Carolan was fascinated by the expressions which crept over the girl’s face as she talked. Depravity, cunning, lewdness… another Audrey posed before her. Her placidity was a veil which she lifted, and something horrible peeped out.

“And finally Newgate?” said Carolan, for she wished she had not started this.

Carolan had a picture of the girl’s facing that crowd of wild beasts. She thought of Esther, naked before them, of Kitty’s going down, of herself and poor Millie bloody with battle. But this girl would have been prepared; she would have been one of them. She would be no innocent when she went to Newgate.

Audrey covered her face with her hands.

Carolan said: “And you drove from Newgate to the ship. It was horrible. My poor Audrey! Perhaps the most horrible … because free people laughed at you and did not care. But do not think of it any more; it is too depressing.”

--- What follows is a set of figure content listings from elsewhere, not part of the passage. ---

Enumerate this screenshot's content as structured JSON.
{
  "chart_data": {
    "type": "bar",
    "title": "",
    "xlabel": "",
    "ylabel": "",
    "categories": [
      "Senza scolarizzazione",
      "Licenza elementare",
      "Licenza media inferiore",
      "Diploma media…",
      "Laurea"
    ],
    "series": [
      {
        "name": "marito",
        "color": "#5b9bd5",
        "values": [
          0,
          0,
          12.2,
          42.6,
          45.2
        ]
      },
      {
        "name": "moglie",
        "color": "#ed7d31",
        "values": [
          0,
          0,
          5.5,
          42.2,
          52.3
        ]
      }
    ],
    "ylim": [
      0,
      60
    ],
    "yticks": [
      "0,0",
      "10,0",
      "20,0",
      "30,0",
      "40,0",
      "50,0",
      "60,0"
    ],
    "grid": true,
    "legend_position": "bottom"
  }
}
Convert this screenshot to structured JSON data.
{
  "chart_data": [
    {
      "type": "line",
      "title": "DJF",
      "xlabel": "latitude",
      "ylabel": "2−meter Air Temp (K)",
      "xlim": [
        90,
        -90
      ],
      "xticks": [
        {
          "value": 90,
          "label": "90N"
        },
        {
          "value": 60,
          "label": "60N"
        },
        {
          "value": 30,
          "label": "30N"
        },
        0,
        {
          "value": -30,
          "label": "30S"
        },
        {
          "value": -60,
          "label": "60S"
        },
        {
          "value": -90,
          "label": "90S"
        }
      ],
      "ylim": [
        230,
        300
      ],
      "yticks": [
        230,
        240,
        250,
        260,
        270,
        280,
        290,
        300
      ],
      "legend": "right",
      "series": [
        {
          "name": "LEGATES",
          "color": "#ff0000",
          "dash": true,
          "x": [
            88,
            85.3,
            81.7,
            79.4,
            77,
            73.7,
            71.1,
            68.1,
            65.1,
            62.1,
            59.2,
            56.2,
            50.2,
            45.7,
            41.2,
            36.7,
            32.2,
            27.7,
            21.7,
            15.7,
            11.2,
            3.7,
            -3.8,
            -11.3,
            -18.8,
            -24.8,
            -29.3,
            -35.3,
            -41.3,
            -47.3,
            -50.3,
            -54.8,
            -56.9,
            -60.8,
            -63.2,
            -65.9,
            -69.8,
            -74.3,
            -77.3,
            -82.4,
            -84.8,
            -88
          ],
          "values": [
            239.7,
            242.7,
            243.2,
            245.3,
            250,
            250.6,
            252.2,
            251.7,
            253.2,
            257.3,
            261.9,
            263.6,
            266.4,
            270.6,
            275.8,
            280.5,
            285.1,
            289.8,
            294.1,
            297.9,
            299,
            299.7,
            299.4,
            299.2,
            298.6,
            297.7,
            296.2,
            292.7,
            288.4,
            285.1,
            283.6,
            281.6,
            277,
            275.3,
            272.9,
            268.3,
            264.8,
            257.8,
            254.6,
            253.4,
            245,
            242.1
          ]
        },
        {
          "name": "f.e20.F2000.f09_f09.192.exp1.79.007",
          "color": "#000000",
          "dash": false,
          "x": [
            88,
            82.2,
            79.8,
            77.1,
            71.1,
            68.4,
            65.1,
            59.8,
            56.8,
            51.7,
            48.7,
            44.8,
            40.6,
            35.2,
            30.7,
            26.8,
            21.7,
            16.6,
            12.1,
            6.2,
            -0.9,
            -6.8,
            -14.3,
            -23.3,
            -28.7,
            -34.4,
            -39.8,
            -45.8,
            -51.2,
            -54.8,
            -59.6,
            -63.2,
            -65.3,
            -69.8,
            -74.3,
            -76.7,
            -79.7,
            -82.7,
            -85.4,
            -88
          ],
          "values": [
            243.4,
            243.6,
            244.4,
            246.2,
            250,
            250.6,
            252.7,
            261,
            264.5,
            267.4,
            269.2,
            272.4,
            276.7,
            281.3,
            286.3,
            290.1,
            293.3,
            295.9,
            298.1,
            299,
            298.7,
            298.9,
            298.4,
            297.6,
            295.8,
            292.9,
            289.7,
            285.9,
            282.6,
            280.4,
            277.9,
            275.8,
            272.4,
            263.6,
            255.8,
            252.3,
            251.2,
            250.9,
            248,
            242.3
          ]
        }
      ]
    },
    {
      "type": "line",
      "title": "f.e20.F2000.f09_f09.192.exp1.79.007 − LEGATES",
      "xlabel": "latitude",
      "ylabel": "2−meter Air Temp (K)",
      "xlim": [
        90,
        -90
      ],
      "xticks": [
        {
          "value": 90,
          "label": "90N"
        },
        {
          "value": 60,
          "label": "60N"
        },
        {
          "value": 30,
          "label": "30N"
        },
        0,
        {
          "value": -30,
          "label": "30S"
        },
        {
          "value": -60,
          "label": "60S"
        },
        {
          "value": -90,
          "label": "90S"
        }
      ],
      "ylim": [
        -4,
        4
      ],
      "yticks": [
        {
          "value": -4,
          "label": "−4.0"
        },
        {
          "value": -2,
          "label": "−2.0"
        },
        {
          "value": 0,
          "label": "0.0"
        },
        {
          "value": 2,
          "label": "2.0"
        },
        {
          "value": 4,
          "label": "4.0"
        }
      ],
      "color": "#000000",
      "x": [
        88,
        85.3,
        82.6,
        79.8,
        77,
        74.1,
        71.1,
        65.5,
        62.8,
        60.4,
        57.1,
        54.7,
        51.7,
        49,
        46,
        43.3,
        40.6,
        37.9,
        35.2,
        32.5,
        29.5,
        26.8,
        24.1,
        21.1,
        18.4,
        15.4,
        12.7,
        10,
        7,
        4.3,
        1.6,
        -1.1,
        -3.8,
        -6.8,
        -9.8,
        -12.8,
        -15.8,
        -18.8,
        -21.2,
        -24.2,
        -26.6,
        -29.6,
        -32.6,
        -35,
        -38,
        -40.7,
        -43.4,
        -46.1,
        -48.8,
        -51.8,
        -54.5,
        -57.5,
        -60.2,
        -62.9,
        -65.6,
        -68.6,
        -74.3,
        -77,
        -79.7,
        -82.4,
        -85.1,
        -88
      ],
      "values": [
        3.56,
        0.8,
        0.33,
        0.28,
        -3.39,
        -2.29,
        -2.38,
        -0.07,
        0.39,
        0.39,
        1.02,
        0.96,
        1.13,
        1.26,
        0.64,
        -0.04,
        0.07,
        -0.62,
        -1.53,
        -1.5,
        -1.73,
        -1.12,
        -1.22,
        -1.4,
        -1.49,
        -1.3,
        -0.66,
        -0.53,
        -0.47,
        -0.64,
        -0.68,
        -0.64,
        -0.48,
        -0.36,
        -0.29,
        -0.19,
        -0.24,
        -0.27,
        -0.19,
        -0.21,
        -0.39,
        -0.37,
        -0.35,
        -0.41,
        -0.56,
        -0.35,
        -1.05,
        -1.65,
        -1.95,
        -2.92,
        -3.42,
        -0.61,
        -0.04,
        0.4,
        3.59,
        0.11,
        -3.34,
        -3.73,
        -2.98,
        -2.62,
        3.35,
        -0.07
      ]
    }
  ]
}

Audrey uncovered her face, and the veil of placidity was drawn over it again.

“We drove in a closed carriage. She said we must…” Audrey was herself now, the quiet, discreet maid.

“Who said it?” asked Carolan.

“She did.”

And Audrey told the incredible story about a lady who must surely be an angel. Carolan had not suspected Audrey of lying before.

“She walked in one day,” said Audrey. The turnkey opened the door and he said: “Lady, you go in at your own risk. There’s wild beasts in there!” And she walked in … like an angel with the most beautiful smile you ever saw in your life, M’am. And she picked up one of the children, and he hadn’t got no clothes on at all, M’am, and his face was half eaten away with sores, and she picked him up like she was his mother. And she was beautiful, M’am, though not as you’re beautiful. But beautiful different, M’am… beautiful like an angel would be…”

Audrey was romancing. If you had spent horrible weeks in Newgate, you knew it was no place to harbour angels. The poor child had had an hallucination.

“Audrey, finish your work and leave me. I wish to be alone.” She picked up the fragments of Marcus’s letter. What impudence! Of course I shall not meet you. And what would you do if I did? You would flatter; you would tell me you had never forgotten me, doubtless. You would … She tried to still the absurd fluttering of her heart. It was not Marcus of whom she was thinking, she assured herself, but of that absurd flight of fancy of her maid. Newgate did something to you, turned the brain. If you stayed there too long, doubtless you would suffer from hallucinations.